A Practical Framework for Implementing Synthetic Data in Central Bank Statistical Business Processes
Conference
Format: CPS Abstract - IAOS 2026
Keywords: "statistical, ; privacy-enhancing technologies (pet), business-processes, statistical_datagovernance, synthetic data
Session: Economic and banking statistics innovation
Wednesday 13 May 11 a.m. - 12:30 p.m. (Europe/Vilnius)
Abstract
Central banks require high-quality, granular and timely statistics to support monetary policy formulation, payment system oversight, and financial system stability. Rapid digitalisation and rising analytical complexity increase the need for flexible data environments that enable methodological experimentation, robust model testing, and end-to-end digital transformation of statistical processes. However, these ambitions are constrained by strict confidentiality, personal data protection obligations, and the imperative to preserve public trust. In this context, synthetic data offers promising capability, provided its role is clearly bounded and governed.

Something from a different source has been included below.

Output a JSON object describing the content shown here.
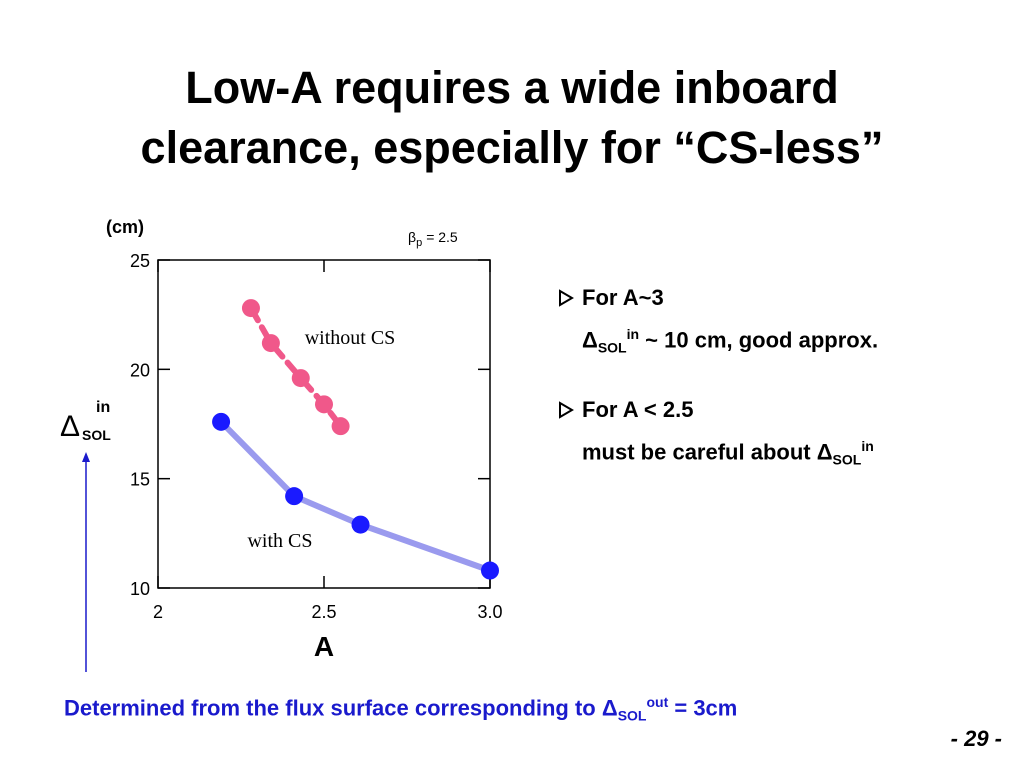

This paper proposes a practical framework for implementing synthetic data within central bank statistical systems. The framework is designed around three objectives: (i) creating a safe experimentation space via data augmentation to test and compare statistical methods before implementation, (ii) enabling privacy-preserving transparency and controlled sharing, and (iii) accelerating digitalised processing through realistic augmentation that strengthens model performance while maintaining governance discipline.

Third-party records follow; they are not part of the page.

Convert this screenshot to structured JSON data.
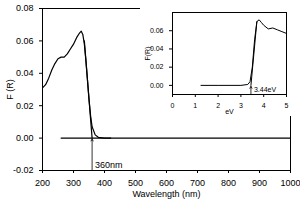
{
  "chart_data": [
    {
      "type": "line",
      "x_label": "Wavelength (nm)",
      "y_label": "F (R)",
      "xlim": [
        200,
        1000
      ],
      "xticks": [
        200,
        300,
        400,
        500,
        600,
        700,
        800,
        900,
        1000
      ],
      "ylim": [
        -0.02,
        0.08
      ],
      "yticks": [
        {
          "value": -0.02,
          "label": "-0.02"
        },
        {
          "value": 0,
          "label": "0.00"
        },
        {
          "value": 0.02,
          "label": "0.02"
        },
        {
          "value": 0.04,
          "label": "0.04"
        },
        {
          "value": 0.06,
          "label": "0.06"
        },
        {
          "value": 0.08,
          "label": "0.08"
        }
      ],
      "series": [
        {
          "color": "#000000",
          "line_style": "solid",
          "x": [
            200,
            210,
            220,
            230,
            240,
            250,
            260,
            270,
            280,
            290,
            300,
            310,
            320,
            325,
            330,
            335,
            340,
            345,
            350,
            355,
            360,
            370,
            380,
            400,
            500,
            600,
            700,
            800,
            900,
            1000
          ],
          "values": [
            0.031,
            0.033,
            0.037,
            0.042,
            0.046,
            0.049,
            0.05,
            0.05,
            0.052,
            0.055,
            0.058,
            0.062,
            0.065,
            0.066,
            0.064,
            0.058,
            0.048,
            0.036,
            0.024,
            0.014,
            0.007,
            0.002,
            0.0005,
            0,
            0,
            0,
            0,
            0,
            0,
            0
          ]
        },
        {
          "color": "#000000",
          "line_style": "solid",
          "x": [
            335,
            360
          ],
          "values": [
            0.06,
            0
          ]
        },
        {
          "color": "#000000",
          "line_style": "solid",
          "x": [
            260,
            420
          ],
          "values": [
            0,
            0
          ]
        }
      ],
      "annotations": [
        {
          "text": "360nm",
          "x": 360,
          "y": 0
        }
      ],
      "grid": false
    },
    {
      "type": "line",
      "x_label": "eV",
      "y_label": "F(R)",
      "xlim": [
        0,
        5
      ],
      "xticks": [
        0,
        1,
        2,
        3,
        4,
        5
      ],
      "ylim": [
        -0.01,
        0.08
      ],
      "yticks": [
        {
          "value": 0,
          "label": "0.00"
        },
        {
          "value": 0.02,
          "label": "0.02"
        },
        {
          "value": 0.04,
          "label": "0.04"
        },
        {
          "value": 0.06,
          "label": "0.06"
        }
      ],
      "series": [
        {
          "color": "#000000",
          "line_style": "solid",
          "x": [
            1.25,
            2,
            3,
            3.3,
            3.4,
            3.5,
            3.6,
            3.7,
            3.8,
            3.9,
            4,
            4.2,
            4.4,
            4.6,
            4.8,
            5
          ],
          "values": [
            0,
            0,
            0,
            0.001,
            0.004,
            0.02,
            0.05,
            0.07,
            0.072,
            0.069,
            0.066,
            0.062,
            0.063,
            0.061,
            0.059,
            0.057
          ]
        },
        {
          "color": "#000000",
          "line_style": "solid",
          "x": [
            3.44,
            3.7
          ],
          "values": [
            0,
            0.07
          ]
        }
      ],
      "annotations": [
        {
          "text": "3.44eV",
          "x": 3.44,
          "y": 0
        }
      ],
      "grid": false
    }
  ]
}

The framework is constructed through a structured methodology combining internal governance and regulatory analysis with external literature review and benchmarking, followed by iterative evaluation with academic and industry stakeholders. It is aligned with the Generic Statistical Business Process Model (GSBPM) and integrates synthetic data across four key stages: methodological development, statistical processing, dissemination, and evaluation. To protect statistical integrity, the framework establishes explicit usage rules by classifying use cases into encourage, conditionally allowed, and discouraged practices.
Governance is anchored on two complementary pillars: synthetic data as a Privacy-Enhancing Technology (PET) to enable safe experimentation and controlled data sharing through systematic management of re-identification risks, and as a methodological augmentation instrument to strengthen analytical capability. These pillars are guided by core principles of trustworthiness, relevance, utility and quality, security and privacy, robustness, and transparency, supported by a lifecycle approach spanning data understanding, preprocessing, generation, evaluation, and risk assessment.
Although grounded in Bank Indonesia’s context, the framework provides transferable guidance for central banks seeking to institutionalise synthetic data in a way that supports innovation and modernising their statistical systems while safeguarding the credibility of official statistics or public trust.